WLC also pushes this arbitrariness objection (if my memory about a decade ago is correct) against Wolterstorff in one of those 4 views books.

Michael Gonzalez said...

For what it's worth (though I'm inclined to agree with you and with Craig on this), Swinburne has a response. Actually, you probably remember that he mentioned it at that Baylor conference in honor of Plantinga, after Craig's presentation of the Kalam argument; namely: The usual arguments against the infinitude of the past apply to equal and distinct units of time, which don't have meaning if there is no creation, because there is no "metric time" in such a situation. And the question "why didn't He create sooner" doesn't have meaning without metric time, since it's not as though any particular amount of time had passed prior to that point.

It's kind of like having "timelessness" in the metric sense, but without lacking what Newton would call "pure duration".

I'm not sure how well that will work, though. And, I prefer Craig's view that God exists at the eternal, timeless boundary of time, but His creation of time (and everything else) would mark the first instant of time and He would enter time at that point.

Ron Krumpos said...

In the cyclical theory the Universe itself is infinite and eternal, a continuum of expansion and contraction.

E=mc², Einstein's Special Theory of Relativity, is probably the best known scientific equation. I revised it to help better understand the relationship between divine Essence (Love, Grace, Spirit), matter (mass/energy: visible/dark) and consciousness (f(x) raised to its greatest power). Unlike the speed of light, which is a constant, there are no exact measurements for consciousness.
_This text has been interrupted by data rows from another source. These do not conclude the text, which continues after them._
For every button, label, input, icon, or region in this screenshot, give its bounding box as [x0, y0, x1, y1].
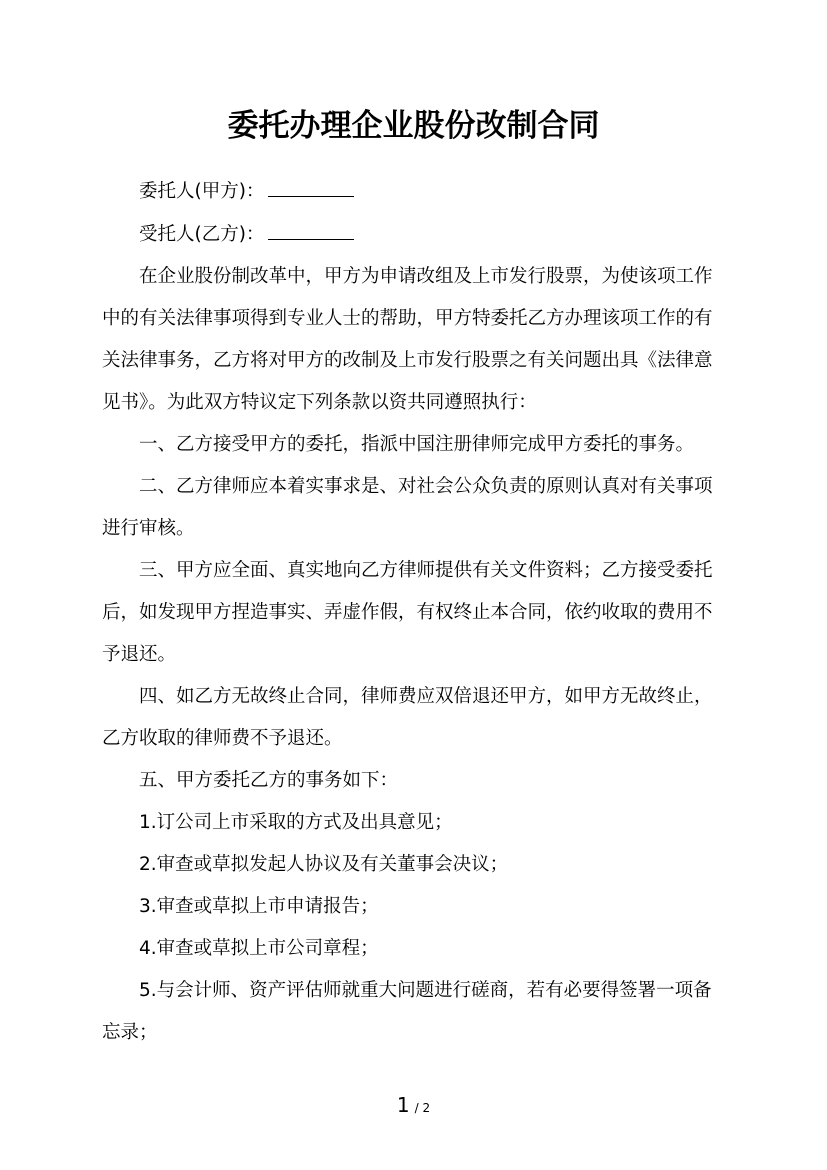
clause-4: 四、如乙方无故终止合同，律师费应双倍退还甲方，如甲方无故终止，乙方收取的律师费不予退还。 — [102, 686, 713, 749]
list-item-4: 4.审查或草拟上市公司章程； — [139, 938, 379, 959]
clause-2: 二、乙方律师应本着实事求是、对社会公众负责的原则认真对有关事项进行审核。 — [102, 476, 713, 539]
page-total: / 2 — [414, 1101, 431, 1115]
clause-1: 一、乙方接受甲方的委托，指派中国注册律师完成甲方委托的事务。 — [139, 434, 695, 455]
page-number: 1 — [396, 1093, 410, 1117]
list-item-1: 1.订公司上市采取的方式及出具意见； — [139, 812, 453, 833]
page-footer — [0, 1093, 827, 1117]
party-b-blank — [268, 213, 354, 240]
party-b-line — [102, 213, 727, 256]
party-a-line — [102, 170, 727, 213]
list-item-3: 3.审查或草拟上市申请报告； — [139, 896, 379, 917]
party-b-label: 受托人(乙方)： — [139, 224, 265, 245]
document-title: 委托办理企业股份改制合同 — [227, 108, 600, 144]
document-body — [102, 170, 727, 1054]
clause-3: 三、甲方应全面、真实地向乙方律师提供有关文件资料；乙方接受委托后，如发现甲方捏造事实、弄虚作假，有权终止本合同，依约收取的费用不予退还。 — [102, 560, 713, 665]
clause-5: 五、甲方委托乙方的事务如下： — [139, 770, 399, 791]
list-item-2: 2.审查或草拟发起人协议及有关董事会决议； — [139, 854, 509, 875]
party-a-blank — [268, 170, 354, 197]
preamble-paragraph: 在企业股份制改革中，甲方为申请改组及上市发行股票，为使该项工作中的有关法律事项得到专业人士的帮助，甲方特委托乙方办理该项工作的有关法律事务，乙方将对甲方的改制及上市发行股票之有关问题出具《法律意见书》。为此双方特议定下列条款以资共同遵照执行： — [102, 266, 713, 413]
list-item-5: 5.与会计师、资产评估师就重大问题进行磋商，若有必要得签署一项备忘录； — [102, 980, 712, 1043]
party-a-label: 委托人(甲方)： — [139, 181, 265, 202]
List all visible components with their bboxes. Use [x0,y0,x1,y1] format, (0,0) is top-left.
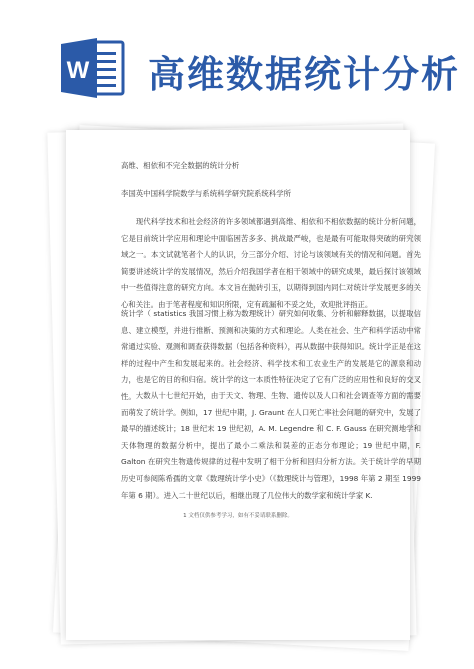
banner [0,0,474,118]
document-page [66,130,421,640]
word-document-icon [61,36,127,100]
page-footer-note: 1 文档仅供参考学习，如有不妥请联系删除。 [183,513,293,519]
document-title: 高维、相依和不完全数据的统计分析 [121,161,240,170]
document-author: 李国英中国科学院数学与系统科学研究院系统科学所 [121,189,291,198]
paragraph: 现代科学技术和社会经济的许多领域都遇到高维、相依和不相依数据的统计分析问题，它是目前统计学应用和理论中面临困苦多多、挑战最严峻，也是最有可能取得突破的研究领域之一。本文试就笔者个人的认识，分三部分介绍、讨论与该领域有关的情况和问题。首先简要讲述统计学的发展情况，然后介绍我国学者在相干领域中的研究成果，最后探讨该领域中一些值得注意的研究方向。本文旨在抛砖引玉，以期得到国内同仁对统计学发展更多的关心和关注。由于笔者程度和知识所限，定有疏漏和不妥之处，欢迎批评指正。 [121,217,421,309]
document-preview [48,124,422,652]
paragraph: 统计学（ statistics 我国习惯上称为数理统计）研究如何收集、分析和解释数据，以提取信息、建立模型，并进行推断、预测和决策的方式和理论。人类在社会、生产和科学活动中常常通过实验、观测和调查获得数据（包括各种资料），再从数据中获得知识。统计学正是在这样的过程中产生和发展起来的。社会经济、科学技术和工农业生产的发展是它的源泉和动力，也是它的目的和归宿。统计学的这一本质性特征决定了它有广泛的应用性和良好的交叉性。 [121,309,421,401]
word-icon-letter: W [66,57,90,84]
banner-title: 高维数据统计分析 [148,53,460,96]
paragraph: 大数从十七世纪开始，由于天文、物理、生物、遗传以及人口和社会调查等方面的需要而萌发了统计学。例如，17 世纪中期，J. Graunt 在人口死亡率社会问题的研究中，发展了最早的描述统计；18 世纪末 19 世纪初，A. M. Legendre 和 C. F. Gauss 在研究测地学和天体物理的数据分析中，提出了最小二乘法和误差的正态分布理论；19 世纪中期，F. Galton 在研究生物遗传规律的过程中发明了相干分析和回归分析方法。关于统计学的早期历史可参阅陈希孺的文章《数理统计学小史》（《数理统计与管理》，1998 年第 2 期至 1999 年第 6 期）。进入二十世纪以后，相继出现了几位伟大的数学家和统计学家 K. [121,391,421,500]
In this hypothetical formula, basic consciousness may be of insects, to the second power of animals and to the third power the rational mind of humans. The fourth power is suprarational consciousness of mystics, when they intuit the divine essence in perceived matter. This was a convenient analogy, but there cannot be a divine formula.

Dark matter is 25%, and dark energy about 70%, of the critical density of this Universe. These widely accepted theories imply that science can now study only 5% of this Universe.

Ron Krumpos said...

On the Internet search for science.nasa.gov/astrophysics/focus-areas/what-is-dark-energy

A quotation from that website:
"The rest - everything on Earth, everything ever observed with all of our instruments, all normal matter - adds up to less than 5% of the universe."
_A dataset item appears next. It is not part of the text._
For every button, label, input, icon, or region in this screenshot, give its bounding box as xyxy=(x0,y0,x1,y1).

If we can know so little about the Universe how can we know so much about God?

Alexander R Pruss said...

Yeah, I had forgotten these discussions between Bill Craig and Richard Swinburne.

Michael Gonzalez said...


Anything we know about God is because He has chosen to reveal it, and because He gave us minds capable of understanding. I'm not sure what to say about your hierarchy of consciousness, except that there are lots of meanings of the term "conscious" (examples: "he felt self-conscious about his weight", "she was conscious of buzzing sound in the room", "he regained consciousness the next morning...", "she always tried to be very conscious of social norms...", etc). The deployments usually mean either intransitively conscious (awake?) or transitively conscious of something, but even then there are lots of variations.

To bring it back to the specific topic of this blog post, God is said to have created the whole world and to have kicked off the very first event in time. It seems more conceptually safe to say that He is timeless without the world, and entered into time since that "kick-off" moment, rather than to say He existed for infinite time "and then" did something (which seems to contradict the meaning of "infinite").

Ron Krumpos said...

Michael, you misunderstood my (3) posts, but it would be unfair to Alexander to belabor that discussion. I believe that God preceded the 'Big Bsng and will continue after the 'Big Crunch.'

You said "He gave us minds capable of understanding." The ineffability of the divine precludes any explanation which rational thought can understand. Spiritual 'knowing,' mystical gnosis, is independent of reason, logic or images. It is suprarational.

Our approaches are different. Let's just agree to disagree.